Monday, Sep. 15, 1930
"House of Magic's" Radio
So complicated were the technicalities of the recent deals between Radio Corp. of America, General Motors Corp., General Electric Co., Westinghouse Electric & Manufacturing Co., that Radio's accountants were momentarily baffled, had to ask the Stock Exchange for permission to delay their report (TIME, June 16). The essence of these deals was that General Electric Co. and Westinghouse, previously manufacturing 60% and 40% of RCA's Radiolas on a cost plus 20% basis should turn over their patents and radio manufacturing plants to Radio, sell sets under their own names through their vast distribution systems (TIME, April 28).

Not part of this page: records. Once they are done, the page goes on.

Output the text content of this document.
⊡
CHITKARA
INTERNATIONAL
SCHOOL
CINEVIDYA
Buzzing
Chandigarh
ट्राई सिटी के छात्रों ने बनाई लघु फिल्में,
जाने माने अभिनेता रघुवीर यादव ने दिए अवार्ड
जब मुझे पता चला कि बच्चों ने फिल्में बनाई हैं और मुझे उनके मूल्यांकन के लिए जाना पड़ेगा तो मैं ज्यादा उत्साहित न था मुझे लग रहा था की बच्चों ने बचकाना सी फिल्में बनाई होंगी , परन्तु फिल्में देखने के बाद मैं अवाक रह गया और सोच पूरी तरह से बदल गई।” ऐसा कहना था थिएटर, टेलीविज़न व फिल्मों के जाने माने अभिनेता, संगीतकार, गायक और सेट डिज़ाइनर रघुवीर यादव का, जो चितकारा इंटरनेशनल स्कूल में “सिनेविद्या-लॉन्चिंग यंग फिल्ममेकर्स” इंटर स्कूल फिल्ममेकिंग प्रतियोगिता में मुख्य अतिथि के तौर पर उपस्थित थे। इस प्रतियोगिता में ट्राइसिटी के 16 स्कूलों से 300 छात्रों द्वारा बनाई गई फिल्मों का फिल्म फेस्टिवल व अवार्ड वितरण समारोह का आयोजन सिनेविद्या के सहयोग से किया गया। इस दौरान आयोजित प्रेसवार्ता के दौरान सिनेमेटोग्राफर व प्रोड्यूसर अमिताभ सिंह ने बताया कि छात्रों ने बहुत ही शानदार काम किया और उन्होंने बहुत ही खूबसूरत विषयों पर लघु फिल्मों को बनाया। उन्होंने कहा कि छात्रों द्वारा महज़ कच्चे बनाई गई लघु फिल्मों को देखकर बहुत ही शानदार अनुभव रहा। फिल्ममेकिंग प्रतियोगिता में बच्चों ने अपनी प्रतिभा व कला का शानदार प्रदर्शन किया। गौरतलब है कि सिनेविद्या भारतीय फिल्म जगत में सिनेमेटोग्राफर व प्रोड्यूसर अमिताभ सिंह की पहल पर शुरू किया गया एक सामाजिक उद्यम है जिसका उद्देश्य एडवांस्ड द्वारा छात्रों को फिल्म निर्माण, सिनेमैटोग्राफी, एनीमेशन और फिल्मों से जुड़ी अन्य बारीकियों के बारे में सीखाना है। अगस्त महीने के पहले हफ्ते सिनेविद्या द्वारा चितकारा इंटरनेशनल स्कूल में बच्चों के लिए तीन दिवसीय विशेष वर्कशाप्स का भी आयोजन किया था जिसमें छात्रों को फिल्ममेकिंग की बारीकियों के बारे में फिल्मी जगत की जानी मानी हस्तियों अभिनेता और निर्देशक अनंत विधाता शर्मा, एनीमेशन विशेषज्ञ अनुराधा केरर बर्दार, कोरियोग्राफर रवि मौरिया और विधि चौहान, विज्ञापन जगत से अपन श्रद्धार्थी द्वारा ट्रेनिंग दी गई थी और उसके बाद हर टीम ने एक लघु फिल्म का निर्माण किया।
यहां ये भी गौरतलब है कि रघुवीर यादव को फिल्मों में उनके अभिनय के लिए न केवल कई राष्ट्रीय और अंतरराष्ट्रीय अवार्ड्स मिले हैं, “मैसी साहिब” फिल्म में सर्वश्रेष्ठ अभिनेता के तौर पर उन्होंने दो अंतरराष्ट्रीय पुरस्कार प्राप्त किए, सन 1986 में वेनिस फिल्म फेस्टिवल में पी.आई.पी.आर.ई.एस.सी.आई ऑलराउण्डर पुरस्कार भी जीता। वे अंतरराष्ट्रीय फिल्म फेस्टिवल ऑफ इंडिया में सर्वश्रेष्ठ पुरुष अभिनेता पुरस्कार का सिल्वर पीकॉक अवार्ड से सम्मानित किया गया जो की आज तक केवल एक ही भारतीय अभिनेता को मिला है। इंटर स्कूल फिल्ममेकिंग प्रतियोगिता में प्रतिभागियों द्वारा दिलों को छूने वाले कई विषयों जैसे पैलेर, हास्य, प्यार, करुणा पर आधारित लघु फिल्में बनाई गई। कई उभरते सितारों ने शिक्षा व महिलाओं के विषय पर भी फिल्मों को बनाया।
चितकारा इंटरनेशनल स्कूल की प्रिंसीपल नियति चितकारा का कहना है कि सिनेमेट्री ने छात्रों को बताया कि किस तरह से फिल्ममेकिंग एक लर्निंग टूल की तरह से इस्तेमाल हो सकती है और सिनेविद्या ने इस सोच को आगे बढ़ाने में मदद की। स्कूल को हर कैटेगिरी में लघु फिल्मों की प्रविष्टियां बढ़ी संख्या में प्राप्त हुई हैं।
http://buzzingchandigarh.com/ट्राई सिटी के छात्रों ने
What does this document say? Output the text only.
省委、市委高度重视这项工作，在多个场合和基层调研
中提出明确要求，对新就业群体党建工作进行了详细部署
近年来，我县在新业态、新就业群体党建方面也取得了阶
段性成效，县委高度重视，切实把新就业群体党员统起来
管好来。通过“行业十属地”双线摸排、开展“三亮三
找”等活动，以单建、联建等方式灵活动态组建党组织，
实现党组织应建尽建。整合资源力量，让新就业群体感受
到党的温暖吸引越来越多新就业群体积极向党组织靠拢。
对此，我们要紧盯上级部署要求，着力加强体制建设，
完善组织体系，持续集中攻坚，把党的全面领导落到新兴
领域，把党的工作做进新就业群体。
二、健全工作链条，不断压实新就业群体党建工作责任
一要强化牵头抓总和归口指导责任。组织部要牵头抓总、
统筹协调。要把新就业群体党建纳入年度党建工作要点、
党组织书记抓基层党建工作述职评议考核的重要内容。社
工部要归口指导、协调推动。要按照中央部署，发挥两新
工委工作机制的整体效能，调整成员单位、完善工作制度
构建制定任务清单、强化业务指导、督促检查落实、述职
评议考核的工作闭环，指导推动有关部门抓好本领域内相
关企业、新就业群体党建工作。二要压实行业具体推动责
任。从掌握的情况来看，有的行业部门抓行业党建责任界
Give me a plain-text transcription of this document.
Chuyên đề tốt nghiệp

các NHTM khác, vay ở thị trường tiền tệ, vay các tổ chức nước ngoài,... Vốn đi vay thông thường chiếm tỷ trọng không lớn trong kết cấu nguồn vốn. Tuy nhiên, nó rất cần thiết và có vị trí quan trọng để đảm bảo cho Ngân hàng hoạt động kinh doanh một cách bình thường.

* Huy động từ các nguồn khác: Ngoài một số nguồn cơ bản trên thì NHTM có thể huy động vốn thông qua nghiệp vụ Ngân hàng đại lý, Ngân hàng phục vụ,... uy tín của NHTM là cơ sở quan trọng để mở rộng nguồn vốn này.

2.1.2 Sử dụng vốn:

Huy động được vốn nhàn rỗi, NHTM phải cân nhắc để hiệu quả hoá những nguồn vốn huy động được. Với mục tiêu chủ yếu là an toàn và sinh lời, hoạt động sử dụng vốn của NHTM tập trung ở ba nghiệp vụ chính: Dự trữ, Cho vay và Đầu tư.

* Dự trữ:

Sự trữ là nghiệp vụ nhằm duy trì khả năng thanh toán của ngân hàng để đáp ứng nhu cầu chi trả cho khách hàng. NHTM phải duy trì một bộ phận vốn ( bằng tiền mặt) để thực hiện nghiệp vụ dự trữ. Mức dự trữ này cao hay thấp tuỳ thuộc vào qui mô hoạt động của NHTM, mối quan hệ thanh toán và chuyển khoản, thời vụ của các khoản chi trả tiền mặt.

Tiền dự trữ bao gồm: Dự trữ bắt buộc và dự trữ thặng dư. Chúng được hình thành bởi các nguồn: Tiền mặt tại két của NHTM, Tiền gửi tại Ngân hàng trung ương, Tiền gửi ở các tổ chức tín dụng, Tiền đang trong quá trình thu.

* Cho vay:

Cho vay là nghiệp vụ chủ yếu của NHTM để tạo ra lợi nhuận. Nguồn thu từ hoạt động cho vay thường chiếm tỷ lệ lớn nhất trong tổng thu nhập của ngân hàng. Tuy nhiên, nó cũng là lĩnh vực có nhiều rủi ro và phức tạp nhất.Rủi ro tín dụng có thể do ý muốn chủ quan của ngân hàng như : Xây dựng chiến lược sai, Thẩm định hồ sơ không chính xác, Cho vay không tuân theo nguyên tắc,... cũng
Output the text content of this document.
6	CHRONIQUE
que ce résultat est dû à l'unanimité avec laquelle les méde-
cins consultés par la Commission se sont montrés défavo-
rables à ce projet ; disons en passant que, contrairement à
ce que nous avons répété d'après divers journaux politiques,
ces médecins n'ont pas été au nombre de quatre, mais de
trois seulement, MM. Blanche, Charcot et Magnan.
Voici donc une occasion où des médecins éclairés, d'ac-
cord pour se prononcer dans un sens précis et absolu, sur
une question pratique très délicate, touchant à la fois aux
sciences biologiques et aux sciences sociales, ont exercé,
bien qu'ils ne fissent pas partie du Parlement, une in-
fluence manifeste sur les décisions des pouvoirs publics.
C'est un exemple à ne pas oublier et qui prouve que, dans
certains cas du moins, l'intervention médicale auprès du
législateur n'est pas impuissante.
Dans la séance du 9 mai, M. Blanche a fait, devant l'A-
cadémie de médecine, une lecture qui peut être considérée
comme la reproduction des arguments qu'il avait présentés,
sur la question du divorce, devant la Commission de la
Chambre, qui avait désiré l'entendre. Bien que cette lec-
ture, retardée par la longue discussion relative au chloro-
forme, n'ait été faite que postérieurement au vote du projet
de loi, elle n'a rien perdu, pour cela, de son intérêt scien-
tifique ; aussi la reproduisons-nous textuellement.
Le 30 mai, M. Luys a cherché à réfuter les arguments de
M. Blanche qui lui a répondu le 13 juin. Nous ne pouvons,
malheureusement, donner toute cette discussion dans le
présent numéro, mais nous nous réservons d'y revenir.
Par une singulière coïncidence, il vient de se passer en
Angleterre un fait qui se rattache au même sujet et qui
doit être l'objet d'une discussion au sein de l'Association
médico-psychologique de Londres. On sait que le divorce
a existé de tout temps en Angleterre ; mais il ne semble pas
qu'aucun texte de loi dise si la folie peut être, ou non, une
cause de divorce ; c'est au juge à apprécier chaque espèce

Last week the fulfillment of these changes came when General Electric advertised that it had three models ready. Many pages of advertising, vast broadcasting programs, announced the new product of, as General Electric termed itself, "The House of Magic." The advertising hinted of a policy which is known to be fundamental with the "House of Magic." It puts its name upon no magic until it is sure the magic is good magic.*
While business conditions may make this venture seem untimely, the radio business is in a better position now than it has been for some time. Generally speaking, inventories are down, many old companies whose products became household words in a short time have been eliminated. Charles Freshman, Kolster, Brandes, Ware, Freed-Elsemann, Thompson, Bel-Canto, Sleeper, Themiodyne, are no longer names to be reckoned with. The industry has been concentrated into fewer, stronger hands, some of which are pioneer survivors. Old firms still strong include Atwater Kent, Philco, Grigsby-Grunow, Stromberg-Carlson, Crosley, Grebe, Andrea Inc., Gulbransen Co.
Although many sets have been sold, the saturation point remains almost theoretical. From 1922 until the present, the number of homes with receiving sets has grown steadily. Radio and Its Future says that of 28,000,000 homes, 60,000 had radios eight years ago, more than 10,000,000 have them at present. This compares to 18,000,000 homes with passenger automobiles, 13,000,000 with phonographs. Giving consideration to homes with obsolete sets, 22,000,000 more can be sold before every home has a radio. Some homes will have two radios; restaurants and hotels are markets; automobile installations are a new, big factor. On figures such as these Standard Statistics bases its conclusions that 1931 can easily be a year of record sales. And television may some day render every set out of date, give the industry a new start.
* When General Motors announced its Frigidaire, General Electric had already spent eight years of research on artificial refrigeration. Not until nine years later, in 1927, did it enter the field.